A la mañana siguiente me desperté cuando el sol entraba de lleno por la ventana. Era un sol radiante que producía una luz blanquecina, como si hubiera una ligera niebla. Miré a mi alrededor y vi a mis compañeros que aún seguían durmiendo o al menos lo parecía porque nadie se movía. Fuera se oía ajetreo de gente que hablaban e iban de un lado para otro. Decidí romper el fuego y me dirigí al que estaba más cerca de mí:
- Alfredo, ¿Qué hora es?
Pareció volver de otro mundo cuando empezó a hablar.
- No sé, no tengo reloj. Anda, calla y déjame dormir.
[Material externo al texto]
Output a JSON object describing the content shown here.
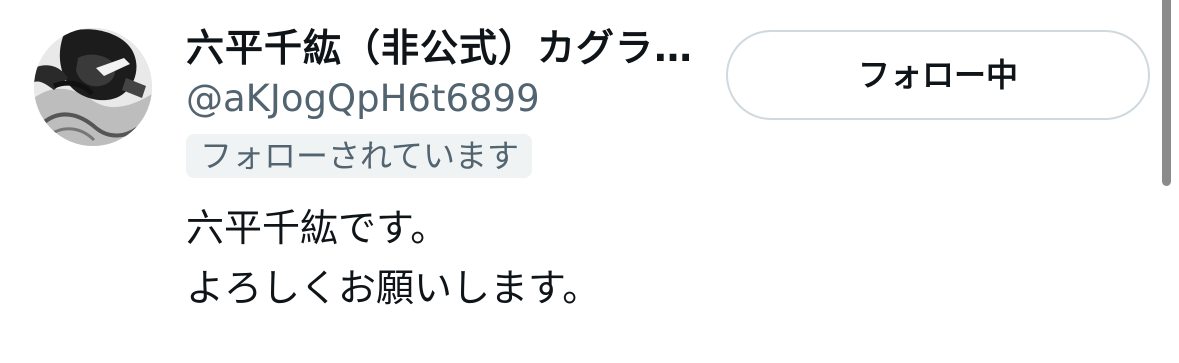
{
  "user": {
    "display_name": "六平千紘（非公式）カグラ…",
    "handle": "@aKJogQpH6t6899",
    "follows_you": "フォローされています",
    "bio_lines": [
      "六平千紘です。",
      "よろしくお願いします。"
    ]
  },
  "follow_button": {
    "label": "フォロー中"
  },
  "colors": {
    "text_primary": "#0f1419",
    "text_secondary": "#536471",
    "badge_background": "#eff3f4",
    "button_border": "#cfd9de",
    "scrollbar": "#8b8b8b"
  },
  "icons": {
    "avatar": "manga-character-avatar"
  }
}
- Pues yo me voy a levantar, ya hay gente moviéndose por la casa y además tengo un hambre que no me aguanto.
- Haz lo que quieras, pero cállate.- Me respondió.
Y sin hacer mucho ruido me fui vistiendo como pude entre tanto colchón y salí del comedor sorteando los cuerpos retorcidos de mis compañeros.
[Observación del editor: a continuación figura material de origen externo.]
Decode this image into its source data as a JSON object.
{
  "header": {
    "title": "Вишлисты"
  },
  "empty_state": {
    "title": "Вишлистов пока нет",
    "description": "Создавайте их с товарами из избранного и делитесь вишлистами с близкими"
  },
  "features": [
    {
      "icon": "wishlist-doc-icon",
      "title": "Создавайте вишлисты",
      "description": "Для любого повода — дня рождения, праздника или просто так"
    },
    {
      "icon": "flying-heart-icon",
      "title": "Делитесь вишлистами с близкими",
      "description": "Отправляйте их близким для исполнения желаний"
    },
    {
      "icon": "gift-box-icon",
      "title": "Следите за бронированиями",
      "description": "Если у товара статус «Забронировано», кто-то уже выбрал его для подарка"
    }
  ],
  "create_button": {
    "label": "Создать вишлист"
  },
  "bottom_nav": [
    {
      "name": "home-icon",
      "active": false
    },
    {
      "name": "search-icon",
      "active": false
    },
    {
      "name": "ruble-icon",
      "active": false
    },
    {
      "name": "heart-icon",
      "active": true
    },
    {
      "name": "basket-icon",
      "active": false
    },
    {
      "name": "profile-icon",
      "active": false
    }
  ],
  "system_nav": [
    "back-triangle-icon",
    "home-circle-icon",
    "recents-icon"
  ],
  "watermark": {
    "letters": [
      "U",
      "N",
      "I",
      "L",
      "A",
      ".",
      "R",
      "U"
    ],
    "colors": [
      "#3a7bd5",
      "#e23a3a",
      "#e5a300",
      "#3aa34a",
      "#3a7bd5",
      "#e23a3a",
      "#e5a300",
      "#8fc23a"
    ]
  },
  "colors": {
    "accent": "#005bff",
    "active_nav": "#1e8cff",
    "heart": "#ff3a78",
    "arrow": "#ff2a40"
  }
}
Ya fuera, había gente por todas partes. En un piso tan pequeño era casi un milagro poderse mover. Los más vivos se estaban calentando leche con un calentador eléctrico. Por lo que parecía no había gas en la cocina y tampoco había allí nadie que pusiera algo de orden en aquel desconcierto. Solo recuerdo que sentí una cierta angustia. Allí todo estaba manga por hombro y no me parecía la mejor manera de iniciar una experiencia de aquel tipo. Todos procedíamos de familias humildes, pero estábamos acostumbrados a unas mínimas condiciones de vida.